Art Observed was on site at the Asia Society’s Ai Weiwei retrospective, which comprises over 200 photographs taken by the artist in some of his most pivotal years. Between 1983 and 1993, Weiwei documented protests of system, political, gender, and artistic. The show is a collection of black and white photographs, numbered simply and elegantly. The titles are Weiwei’s own, scrawled at the bottom of each piece. A visitor follows Weiwei through his life in the East Village. “New York Photographs” chronicles Weiwei’s interest in transformations, as they manifest through the artist’s perspective, and closes August 14.

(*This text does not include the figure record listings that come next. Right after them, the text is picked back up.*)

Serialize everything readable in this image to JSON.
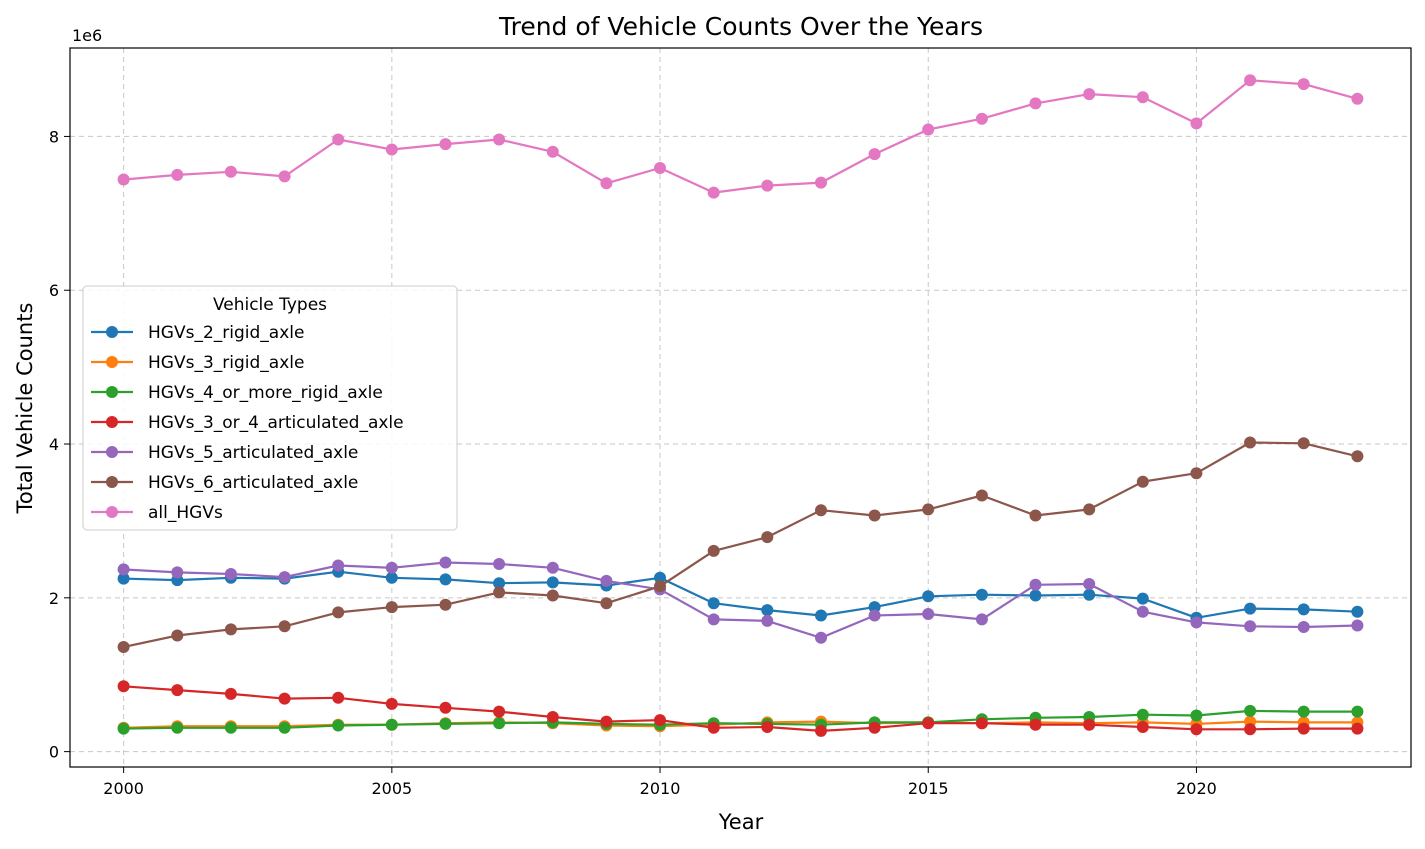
{
  "chart_data": {
    "type": "line",
    "title": "Trend of Vehicle Counts Over the Years",
    "xlabel": "Year",
    "ylabel": "Total Vehicle Counts",
    "y_offset_label": "1e6",
    "xlim": [
      1999,
      2024
    ],
    "ylim": [
      -200000,
      9150000
    ],
    "x_ticks": [
      2000,
      2005,
      2010,
      2015,
      2020
    ],
    "y_ticks": [
      0,
      2000000,
      4000000,
      6000000,
      8000000
    ],
    "y_tick_labels": [
      "0",
      "2",
      "4",
      "6",
      "8"
    ],
    "grid": true,
    "legend_title": "Vehicle Types",
    "legend_position": "center-left",
    "x": [
      2000,
      2001,
      2002,
      2003,
      2004,
      2005,
      2006,
      2007,
      2008,
      2009,
      2010,
      2011,
      2012,
      2013,
      2014,
      2015,
      2016,
      2017,
      2018,
      2019,
      2020,
      2021,
      2022,
      2023
    ],
    "series": [
      {
        "name": "HGVs_2_rigid_axle",
        "color": "#1f77b4",
        "values": [
          2250000,
          2230000,
          2260000,
          2250000,
          2340000,
          2260000,
          2240000,
          2190000,
          2200000,
          2160000,
          2260000,
          1930000,
          1840000,
          1770000,
          1880000,
          2020000,
          2040000,
          2030000,
          2040000,
          1990000,
          1740000,
          1860000,
          1850000,
          1820000
        ]
      },
      {
        "name": "HGVs_3_rigid_axle",
        "color": "#ff7f0e",
        "values": [
          310000,
          330000,
          330000,
          330000,
          350000,
          350000,
          370000,
          380000,
          370000,
          340000,
          330000,
          350000,
          380000,
          390000,
          370000,
          380000,
          370000,
          380000,
          370000,
          380000,
          360000,
          390000,
          380000,
          380000
        ]
      },
      {
        "name": "HGVs_4_or_more_rigid_axle",
        "color": "#2ca02c",
        "values": [
          300000,
          310000,
          310000,
          310000,
          340000,
          350000,
          360000,
          370000,
          380000,
          360000,
          350000,
          370000,
          360000,
          350000,
          380000,
          380000,
          420000,
          440000,
          450000,
          480000,
          470000,
          530000,
          520000,
          520000
        ]
      },
      {
        "name": "HGVs_3_or_4_articulated_axle",
        "color": "#d62728",
        "values": [
          850000,
          800000,
          750000,
          690000,
          700000,
          620000,
          570000,
          520000,
          450000,
          390000,
          410000,
          310000,
          320000,
          270000,
          310000,
          370000,
          370000,
          350000,
          350000,
          320000,
          290000,
          290000,
          300000,
          300000
        ]
      },
      {
        "name": "HGVs_5_articulated_axle",
        "color": "#9467bd",
        "values": [
          2370000,
          2330000,
          2310000,
          2270000,
          2420000,
          2390000,
          2460000,
          2440000,
          2390000,
          2220000,
          2110000,
          1720000,
          1700000,
          1480000,
          1770000,
          1790000,
          1720000,
          2170000,
          2180000,
          1820000,
          1680000,
          1630000,
          1620000,
          1640000
        ]
      },
      {
        "name": "HGVs_6_articulated_axle",
        "color": "#8c564b",
        "values": [
          1360000,
          1510000,
          1590000,
          1630000,
          1810000,
          1880000,
          1910000,
          2070000,
          2030000,
          1930000,
          2150000,
          2610000,
          2790000,
          3140000,
          3070000,
          3150000,
          3330000,
          3070000,
          3150000,
          3510000,
          3620000,
          4020000,
          4010000,
          3840000
        ]
      },
      {
        "name": "all_HGVs",
        "color": "#e377c2",
        "values": [
          7440000,
          7500000,
          7540000,
          7480000,
          7960000,
          7830000,
          7900000,
          7960000,
          7800000,
          7390000,
          7590000,
          7270000,
          7360000,
          7400000,
          7770000,
          8090000,
          8230000,
          8430000,
          8550000,
          8510000,
          8170000,
          8730000,
          8680000,
          8490000
        ]
      }
    ]
  }
}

More text and images after the jump…
Weiwei captures the ordinary — protests, actors, friends, the self — and renders it extraordinary. His photography hearkens back to the ready-mades of Duchamp, whom Weiwei explicitly references (and re-captures in kind). “Profile of Duchamp” (1983), for example, is a photograph of a coat hanger, half of which is filled with sunflower seeds, in the shape of a man’s face. Then there is “In Front of Duchamp’s Work” (1987), taken at the Museum of Modern Art, which is a self-portrait of Weiwei through “The Bride Stripped Bare By Her Bachelors, Even,” itself obsessed with the act of capturing. This piece appears in the midst of photographs following actors and transvestites through their transformations. The exhibition is in chronological order; Weiwei has made of his work a history (or, as he may be saying, his work — art or remembering in general — make histories).

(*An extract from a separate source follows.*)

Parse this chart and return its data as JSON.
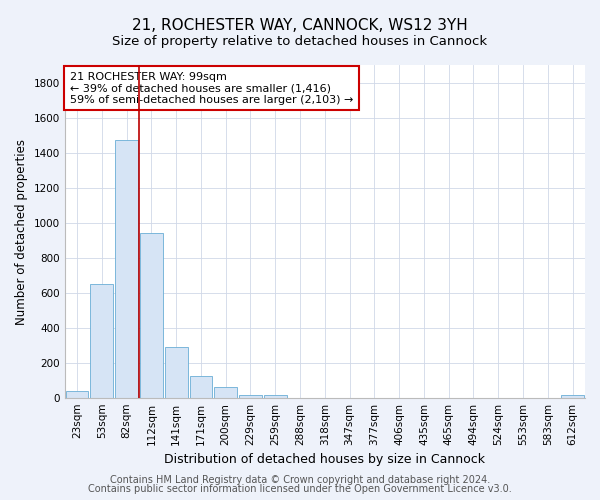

Born in 1957 in Beijing, Ai Weiwei lived in New York from 1981 to 1993. Following an international furor, Ai WeiWei was just released after a three-month imprisonment in his home country. The artist has recently exhibited globally in such venues as at the Fotomuseum Winterthur, Switzerland; Lisson Gallery in London, the Neugerriemschneider in Berlin, the Ludwig Museum, Germany, the Tate Modern, and an outdoor sculpture installation “Zodiac Heads” in New York and correspondingly at the Somerset House, London. “New York Photographs” is enabled by Asia: Ideas and Images, and endowed by the Mattawin Company and Harold and Ruth Newman.